Sermon preached at the Church of St. Luke & St. Simon Cyrene on the 3rd Sunday of Advent: Zephaniah 3:14-20, Philippians 4:4-7, Luke 3:7-18
Good morning, brood of vipers!
John the Baptist, you gotta love him. He doesn’t mince words. And Luke calls his message “good news!” How is that so, and how do we get from John to the other readings this morning where the predominant word was “rejoice?”
“Bear fruits worthy of repentance.” That’s the basic message. What is this repentance? It is more than feeling sorry. It is changing your life. Turning around. Facing a new direction. Doing a new thing. This, of course, with God as the object. Turning towards God.
The crowds were practical. “What then should we do?” John has very clear answers. All of them have to do with living justly. Share what you have with those in need. Collect no more than the amount prescribed for you. Do not extort money.
Repentance is about turning toward the ways of justice. It is about adopting the ways of the Kingdom of God. Luke in his Gospel, which we will be reading over the next year, will drive home this point again and again and again.
Justice is how repentance becomes good news, and, despite his rough edge, John knew that people were capable of it or he wouldn’t have been preaching in the first place. He did believe that people had to be serious about this change of life he felt God demanded, though, because it was a real change of life.
It still is. It is neither a light nor easy thing to choose the way of the Kingdom of God, the path of Jesus. It requires a change of heart and mind time and time again. It is a constant struggle to turn away from the ways of self-reliance and self-salvation to dependence on and trust in God. It can be wrenching to leave behind participation in the subtle and not so subtle ways our society creates a socially acceptable system of injustice and to embrace God’s way of justice.

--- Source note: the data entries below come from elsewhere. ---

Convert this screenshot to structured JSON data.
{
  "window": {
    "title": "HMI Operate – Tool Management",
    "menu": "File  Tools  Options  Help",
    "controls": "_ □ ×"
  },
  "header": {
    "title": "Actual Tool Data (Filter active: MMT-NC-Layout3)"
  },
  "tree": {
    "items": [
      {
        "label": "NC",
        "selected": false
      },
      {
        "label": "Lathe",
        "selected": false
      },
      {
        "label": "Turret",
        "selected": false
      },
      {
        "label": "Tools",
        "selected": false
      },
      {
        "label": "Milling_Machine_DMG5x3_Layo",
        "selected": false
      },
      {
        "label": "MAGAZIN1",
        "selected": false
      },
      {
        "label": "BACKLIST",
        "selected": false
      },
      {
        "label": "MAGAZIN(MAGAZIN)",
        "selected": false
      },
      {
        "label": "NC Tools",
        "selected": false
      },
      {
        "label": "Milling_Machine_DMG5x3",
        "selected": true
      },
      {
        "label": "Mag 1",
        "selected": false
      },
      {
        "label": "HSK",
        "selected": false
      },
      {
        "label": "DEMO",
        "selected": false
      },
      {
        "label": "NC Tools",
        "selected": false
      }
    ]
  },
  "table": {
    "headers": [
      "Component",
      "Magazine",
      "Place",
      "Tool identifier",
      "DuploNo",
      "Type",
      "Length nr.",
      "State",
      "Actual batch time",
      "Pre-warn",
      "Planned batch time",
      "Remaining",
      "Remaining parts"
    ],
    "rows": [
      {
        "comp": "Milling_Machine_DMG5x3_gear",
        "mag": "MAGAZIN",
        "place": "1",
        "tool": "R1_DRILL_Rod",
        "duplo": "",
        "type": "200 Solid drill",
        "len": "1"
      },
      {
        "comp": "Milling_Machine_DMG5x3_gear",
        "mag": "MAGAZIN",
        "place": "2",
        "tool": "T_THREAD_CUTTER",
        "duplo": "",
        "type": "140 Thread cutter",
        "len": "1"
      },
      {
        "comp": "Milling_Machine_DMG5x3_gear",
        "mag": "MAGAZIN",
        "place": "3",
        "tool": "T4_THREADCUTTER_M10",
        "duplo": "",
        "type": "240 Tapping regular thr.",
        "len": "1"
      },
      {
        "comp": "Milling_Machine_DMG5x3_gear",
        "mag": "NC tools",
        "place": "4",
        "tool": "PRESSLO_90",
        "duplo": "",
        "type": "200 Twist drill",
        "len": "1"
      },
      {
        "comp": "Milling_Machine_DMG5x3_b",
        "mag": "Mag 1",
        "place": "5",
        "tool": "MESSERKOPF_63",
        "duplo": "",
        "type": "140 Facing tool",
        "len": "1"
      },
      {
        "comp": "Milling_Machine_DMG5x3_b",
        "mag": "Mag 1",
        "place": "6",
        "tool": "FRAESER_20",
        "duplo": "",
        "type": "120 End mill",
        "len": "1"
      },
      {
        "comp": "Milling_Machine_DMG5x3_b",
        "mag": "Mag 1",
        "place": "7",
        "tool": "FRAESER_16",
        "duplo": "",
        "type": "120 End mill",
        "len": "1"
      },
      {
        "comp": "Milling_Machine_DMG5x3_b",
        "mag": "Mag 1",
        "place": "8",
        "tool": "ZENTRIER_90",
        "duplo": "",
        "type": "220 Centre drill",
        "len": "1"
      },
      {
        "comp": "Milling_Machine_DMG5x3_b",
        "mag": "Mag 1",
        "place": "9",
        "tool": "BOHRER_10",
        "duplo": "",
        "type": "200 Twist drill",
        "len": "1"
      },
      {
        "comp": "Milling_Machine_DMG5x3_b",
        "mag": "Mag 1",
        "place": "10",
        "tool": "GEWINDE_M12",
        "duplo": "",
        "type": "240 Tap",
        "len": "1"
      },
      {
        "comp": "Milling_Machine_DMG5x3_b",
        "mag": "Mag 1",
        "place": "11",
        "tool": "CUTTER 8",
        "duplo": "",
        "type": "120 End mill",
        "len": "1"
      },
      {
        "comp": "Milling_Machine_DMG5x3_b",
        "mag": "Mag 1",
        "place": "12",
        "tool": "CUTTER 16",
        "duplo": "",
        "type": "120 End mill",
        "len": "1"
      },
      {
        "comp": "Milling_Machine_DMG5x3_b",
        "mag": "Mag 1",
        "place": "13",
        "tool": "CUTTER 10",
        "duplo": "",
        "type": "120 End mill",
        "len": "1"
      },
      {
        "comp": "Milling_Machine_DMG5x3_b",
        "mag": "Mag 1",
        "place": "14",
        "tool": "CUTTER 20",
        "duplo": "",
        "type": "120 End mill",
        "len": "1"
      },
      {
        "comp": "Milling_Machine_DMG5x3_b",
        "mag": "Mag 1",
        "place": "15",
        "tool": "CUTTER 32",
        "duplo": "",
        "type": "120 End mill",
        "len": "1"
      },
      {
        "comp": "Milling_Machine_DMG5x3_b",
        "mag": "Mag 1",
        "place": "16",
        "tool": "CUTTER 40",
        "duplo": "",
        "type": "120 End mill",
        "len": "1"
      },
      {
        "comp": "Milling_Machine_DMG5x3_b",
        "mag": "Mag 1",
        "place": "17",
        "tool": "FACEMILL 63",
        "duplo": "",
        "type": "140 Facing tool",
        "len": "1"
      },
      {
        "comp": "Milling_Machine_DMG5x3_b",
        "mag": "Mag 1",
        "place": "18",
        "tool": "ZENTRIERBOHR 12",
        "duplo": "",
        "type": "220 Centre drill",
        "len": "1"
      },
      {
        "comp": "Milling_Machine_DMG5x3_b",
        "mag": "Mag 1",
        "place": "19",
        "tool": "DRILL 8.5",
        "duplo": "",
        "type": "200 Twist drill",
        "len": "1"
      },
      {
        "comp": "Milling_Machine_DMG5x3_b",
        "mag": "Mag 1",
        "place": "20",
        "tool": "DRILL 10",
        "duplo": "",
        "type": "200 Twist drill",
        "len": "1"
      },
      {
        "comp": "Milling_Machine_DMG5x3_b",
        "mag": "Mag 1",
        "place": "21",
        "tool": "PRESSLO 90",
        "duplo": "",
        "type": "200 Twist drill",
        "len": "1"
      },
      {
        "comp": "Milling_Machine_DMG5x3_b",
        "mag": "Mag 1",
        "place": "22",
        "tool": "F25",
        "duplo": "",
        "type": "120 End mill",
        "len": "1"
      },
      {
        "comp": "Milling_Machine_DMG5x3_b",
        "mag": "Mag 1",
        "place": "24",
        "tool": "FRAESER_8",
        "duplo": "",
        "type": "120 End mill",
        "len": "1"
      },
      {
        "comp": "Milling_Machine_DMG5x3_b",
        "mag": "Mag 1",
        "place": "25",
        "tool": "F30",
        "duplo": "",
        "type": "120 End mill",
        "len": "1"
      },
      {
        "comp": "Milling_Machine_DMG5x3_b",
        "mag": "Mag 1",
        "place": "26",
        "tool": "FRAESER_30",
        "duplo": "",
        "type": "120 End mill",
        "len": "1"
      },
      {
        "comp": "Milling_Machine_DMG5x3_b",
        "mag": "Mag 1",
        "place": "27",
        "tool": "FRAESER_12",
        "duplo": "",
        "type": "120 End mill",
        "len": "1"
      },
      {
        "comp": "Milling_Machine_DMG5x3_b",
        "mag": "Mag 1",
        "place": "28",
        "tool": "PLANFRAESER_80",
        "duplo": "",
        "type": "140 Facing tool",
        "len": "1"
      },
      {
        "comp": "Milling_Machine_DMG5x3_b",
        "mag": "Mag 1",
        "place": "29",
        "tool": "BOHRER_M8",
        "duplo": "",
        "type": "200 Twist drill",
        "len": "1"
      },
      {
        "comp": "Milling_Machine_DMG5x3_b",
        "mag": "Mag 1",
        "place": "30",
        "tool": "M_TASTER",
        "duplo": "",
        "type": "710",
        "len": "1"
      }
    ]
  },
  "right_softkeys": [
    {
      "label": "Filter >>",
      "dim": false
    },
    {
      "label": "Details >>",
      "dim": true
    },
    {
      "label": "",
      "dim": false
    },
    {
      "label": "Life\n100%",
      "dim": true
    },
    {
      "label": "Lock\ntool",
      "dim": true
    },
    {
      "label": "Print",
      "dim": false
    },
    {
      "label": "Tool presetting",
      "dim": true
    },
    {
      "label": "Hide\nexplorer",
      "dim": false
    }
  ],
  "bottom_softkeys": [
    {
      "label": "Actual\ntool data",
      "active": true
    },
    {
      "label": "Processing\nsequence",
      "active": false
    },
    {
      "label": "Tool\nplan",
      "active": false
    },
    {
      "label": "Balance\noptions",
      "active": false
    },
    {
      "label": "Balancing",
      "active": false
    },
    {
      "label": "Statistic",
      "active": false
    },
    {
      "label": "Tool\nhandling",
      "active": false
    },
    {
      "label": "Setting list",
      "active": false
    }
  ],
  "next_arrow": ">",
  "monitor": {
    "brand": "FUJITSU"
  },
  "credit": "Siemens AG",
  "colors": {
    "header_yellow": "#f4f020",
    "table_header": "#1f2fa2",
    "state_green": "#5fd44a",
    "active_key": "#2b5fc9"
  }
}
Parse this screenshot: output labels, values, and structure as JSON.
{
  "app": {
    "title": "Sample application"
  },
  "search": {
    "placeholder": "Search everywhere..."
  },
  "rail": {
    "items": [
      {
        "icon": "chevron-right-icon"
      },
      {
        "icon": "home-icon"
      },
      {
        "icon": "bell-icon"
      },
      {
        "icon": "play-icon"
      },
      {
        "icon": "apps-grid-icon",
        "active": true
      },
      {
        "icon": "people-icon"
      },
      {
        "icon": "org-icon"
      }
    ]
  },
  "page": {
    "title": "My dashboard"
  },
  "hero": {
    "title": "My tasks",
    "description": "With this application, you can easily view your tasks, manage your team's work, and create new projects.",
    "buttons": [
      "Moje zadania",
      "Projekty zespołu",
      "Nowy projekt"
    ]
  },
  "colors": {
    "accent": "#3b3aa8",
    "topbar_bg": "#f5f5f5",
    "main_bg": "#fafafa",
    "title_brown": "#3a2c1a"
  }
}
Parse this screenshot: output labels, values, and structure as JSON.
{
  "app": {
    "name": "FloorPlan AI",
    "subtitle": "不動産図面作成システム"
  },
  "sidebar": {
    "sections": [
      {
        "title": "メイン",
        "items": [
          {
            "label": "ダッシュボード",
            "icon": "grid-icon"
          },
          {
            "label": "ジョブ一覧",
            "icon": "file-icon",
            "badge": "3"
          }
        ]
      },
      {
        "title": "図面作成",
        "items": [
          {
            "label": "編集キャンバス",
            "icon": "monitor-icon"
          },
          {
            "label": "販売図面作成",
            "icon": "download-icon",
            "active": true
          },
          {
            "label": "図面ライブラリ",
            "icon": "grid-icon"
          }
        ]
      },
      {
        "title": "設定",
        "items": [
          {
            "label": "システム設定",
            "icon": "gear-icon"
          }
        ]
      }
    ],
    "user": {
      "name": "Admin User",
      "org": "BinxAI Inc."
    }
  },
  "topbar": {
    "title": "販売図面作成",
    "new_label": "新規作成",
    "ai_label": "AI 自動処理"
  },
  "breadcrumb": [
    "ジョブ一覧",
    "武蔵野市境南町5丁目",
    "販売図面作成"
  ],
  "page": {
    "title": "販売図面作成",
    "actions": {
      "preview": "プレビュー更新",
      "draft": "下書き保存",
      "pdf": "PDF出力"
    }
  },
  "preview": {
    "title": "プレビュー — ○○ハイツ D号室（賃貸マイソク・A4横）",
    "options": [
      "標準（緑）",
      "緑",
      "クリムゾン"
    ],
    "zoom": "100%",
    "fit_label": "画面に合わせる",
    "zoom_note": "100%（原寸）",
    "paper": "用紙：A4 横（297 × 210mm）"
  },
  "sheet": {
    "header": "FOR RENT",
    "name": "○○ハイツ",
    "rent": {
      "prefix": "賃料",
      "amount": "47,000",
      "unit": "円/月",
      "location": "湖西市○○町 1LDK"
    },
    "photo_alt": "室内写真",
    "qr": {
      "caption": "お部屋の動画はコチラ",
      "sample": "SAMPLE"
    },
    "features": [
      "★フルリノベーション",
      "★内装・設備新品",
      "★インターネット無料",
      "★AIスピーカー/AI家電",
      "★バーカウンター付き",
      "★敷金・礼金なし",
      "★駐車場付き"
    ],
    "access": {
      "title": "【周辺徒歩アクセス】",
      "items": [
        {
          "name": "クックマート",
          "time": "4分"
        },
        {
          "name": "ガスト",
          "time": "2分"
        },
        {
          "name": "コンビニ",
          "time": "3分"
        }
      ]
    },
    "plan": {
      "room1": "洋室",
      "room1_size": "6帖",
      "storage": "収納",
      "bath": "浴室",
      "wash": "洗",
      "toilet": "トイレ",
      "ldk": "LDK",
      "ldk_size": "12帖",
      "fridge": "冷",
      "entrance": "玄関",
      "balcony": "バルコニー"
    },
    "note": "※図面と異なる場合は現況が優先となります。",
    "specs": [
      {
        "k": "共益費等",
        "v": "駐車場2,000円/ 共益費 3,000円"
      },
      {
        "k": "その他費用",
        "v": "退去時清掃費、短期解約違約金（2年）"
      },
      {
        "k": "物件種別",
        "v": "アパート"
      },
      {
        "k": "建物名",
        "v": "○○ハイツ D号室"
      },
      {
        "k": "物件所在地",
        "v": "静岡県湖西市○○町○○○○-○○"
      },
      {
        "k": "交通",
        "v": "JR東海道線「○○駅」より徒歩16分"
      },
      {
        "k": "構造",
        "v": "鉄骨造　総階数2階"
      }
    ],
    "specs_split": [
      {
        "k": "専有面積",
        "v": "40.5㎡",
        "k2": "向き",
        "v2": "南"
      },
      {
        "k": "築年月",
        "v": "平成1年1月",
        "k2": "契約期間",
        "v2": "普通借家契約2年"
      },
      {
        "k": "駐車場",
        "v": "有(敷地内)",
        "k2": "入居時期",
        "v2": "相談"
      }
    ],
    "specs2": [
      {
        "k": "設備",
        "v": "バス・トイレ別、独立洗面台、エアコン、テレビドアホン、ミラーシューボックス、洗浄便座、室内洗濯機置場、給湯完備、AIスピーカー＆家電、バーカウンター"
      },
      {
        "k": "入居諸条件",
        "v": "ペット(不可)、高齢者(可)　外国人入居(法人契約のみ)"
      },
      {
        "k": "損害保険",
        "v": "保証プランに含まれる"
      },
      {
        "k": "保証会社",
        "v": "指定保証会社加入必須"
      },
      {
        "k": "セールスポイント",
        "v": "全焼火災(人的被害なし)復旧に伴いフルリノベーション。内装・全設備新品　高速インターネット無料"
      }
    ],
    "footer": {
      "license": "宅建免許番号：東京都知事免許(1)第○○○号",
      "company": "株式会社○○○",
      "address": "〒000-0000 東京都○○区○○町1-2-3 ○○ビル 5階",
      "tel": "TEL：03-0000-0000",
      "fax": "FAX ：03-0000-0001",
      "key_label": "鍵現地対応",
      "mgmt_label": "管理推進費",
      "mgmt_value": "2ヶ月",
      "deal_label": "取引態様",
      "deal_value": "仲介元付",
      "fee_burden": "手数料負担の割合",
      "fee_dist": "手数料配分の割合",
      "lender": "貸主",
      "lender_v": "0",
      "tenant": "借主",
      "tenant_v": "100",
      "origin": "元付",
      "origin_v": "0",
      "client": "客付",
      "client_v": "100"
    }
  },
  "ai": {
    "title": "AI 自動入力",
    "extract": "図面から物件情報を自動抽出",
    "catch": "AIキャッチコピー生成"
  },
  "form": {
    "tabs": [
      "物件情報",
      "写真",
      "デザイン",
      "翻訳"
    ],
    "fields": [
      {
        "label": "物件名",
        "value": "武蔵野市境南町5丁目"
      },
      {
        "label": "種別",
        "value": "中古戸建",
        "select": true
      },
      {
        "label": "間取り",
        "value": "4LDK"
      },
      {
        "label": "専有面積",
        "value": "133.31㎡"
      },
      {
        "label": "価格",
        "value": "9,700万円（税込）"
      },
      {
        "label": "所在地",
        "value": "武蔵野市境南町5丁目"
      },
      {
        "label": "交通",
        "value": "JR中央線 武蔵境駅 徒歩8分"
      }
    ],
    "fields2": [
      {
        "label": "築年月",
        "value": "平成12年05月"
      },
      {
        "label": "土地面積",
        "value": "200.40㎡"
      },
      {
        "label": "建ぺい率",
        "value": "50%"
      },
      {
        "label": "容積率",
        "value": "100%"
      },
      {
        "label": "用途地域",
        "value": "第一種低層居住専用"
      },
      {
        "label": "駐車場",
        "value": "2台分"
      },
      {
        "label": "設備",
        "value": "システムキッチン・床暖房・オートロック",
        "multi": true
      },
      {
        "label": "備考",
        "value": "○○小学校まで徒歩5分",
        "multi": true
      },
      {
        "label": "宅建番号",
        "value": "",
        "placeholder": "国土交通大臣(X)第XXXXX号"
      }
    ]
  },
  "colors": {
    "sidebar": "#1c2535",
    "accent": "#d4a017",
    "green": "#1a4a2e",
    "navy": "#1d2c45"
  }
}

But it is in this very turning, it is in repentance, that real joy can be found. When I know I’ve given of myself to help another, especially one I do not know. When I am able to cast off the shackles of mistrust and allow myself to be embraced by the one who loves me. When I experience that I don’t need to be stuck in a way of life or a particular behavior that is damaging to me and others. When I can say I am forgiven, loved, and free.
Then will the prophecy of Zephaniah come true in my life.
The Lord, your God, is in your midst…he will rejoice over you with gladness, he will renew you in his love; he will exult over you with loud singing as on a day of festival.
And too the prophecy of Isaiah.
Surely it is God who saves me; I will trust in him and not be afraid….Therefore you shall draw water with rejoicing from the springs of salvation.
And we will be capable of the seemingly impossible thing Paul asks.
Rejoice in the Lord always; again I will say, rejoice.
And notice how this joy gets us to Christmas. Zephaniah says
The Lord, your God is in your midst…
For the great one in the midst of you is the Holy One of Israel.
The Lord is near.
When we experience the reality of what we call the Incarnation—God taking on human flesh and being present in our midst, there is joy.
My friend Ed Bacon, the Rector of All Saints’ Church, Pasadena, California says that he believes that it is the presence of joy that is the chief mark of the Christian. You would think having listened to the preaching of John the Baptist that it would be fear that predominates, a good, healthy, biblical “fear of the Lord.” But no, it is joy. John’s message is vitally important and repentance is one of the key things we must practice to live the Christian life, but it results in joy, not fear.
Barbara Brown Taylor writes,
The only condition for joy is the presence of God. Joy happens when God is present and people know it, which means that it can erupt in a depressed economy, in the middle of a war, in an intensive care waiting room.
It is good to remind ourselves that Paul wrote the words “Rejoice always” from prison.
Joy is hard won, because it is the fruit of repentance, of endless conscious decisions to turn toward God, toward the Kingdom of God, toward justice.
There is a Shaker song that we don’t normally associate with Advent, but I’d like to close with it. It captures the relationship between repentance and joy (and in a much gentler spirit than John the Baptist!).
‘Tis the gift to be simple, ‘tis the gift to be free,
‘tis the gift to come down where we ought to be.
And when we find ourselves in the place just
‘Twill be in the valley of love and delight.
When true simplicity is gained,
To bow and to bend we shan’t be ashamed.
To turn, turn, will be our delight
‘Til be turning, turning we come ‘round right.
 “Surprised by Joy,” The Living Pulpit (October—December 1996), p. 16.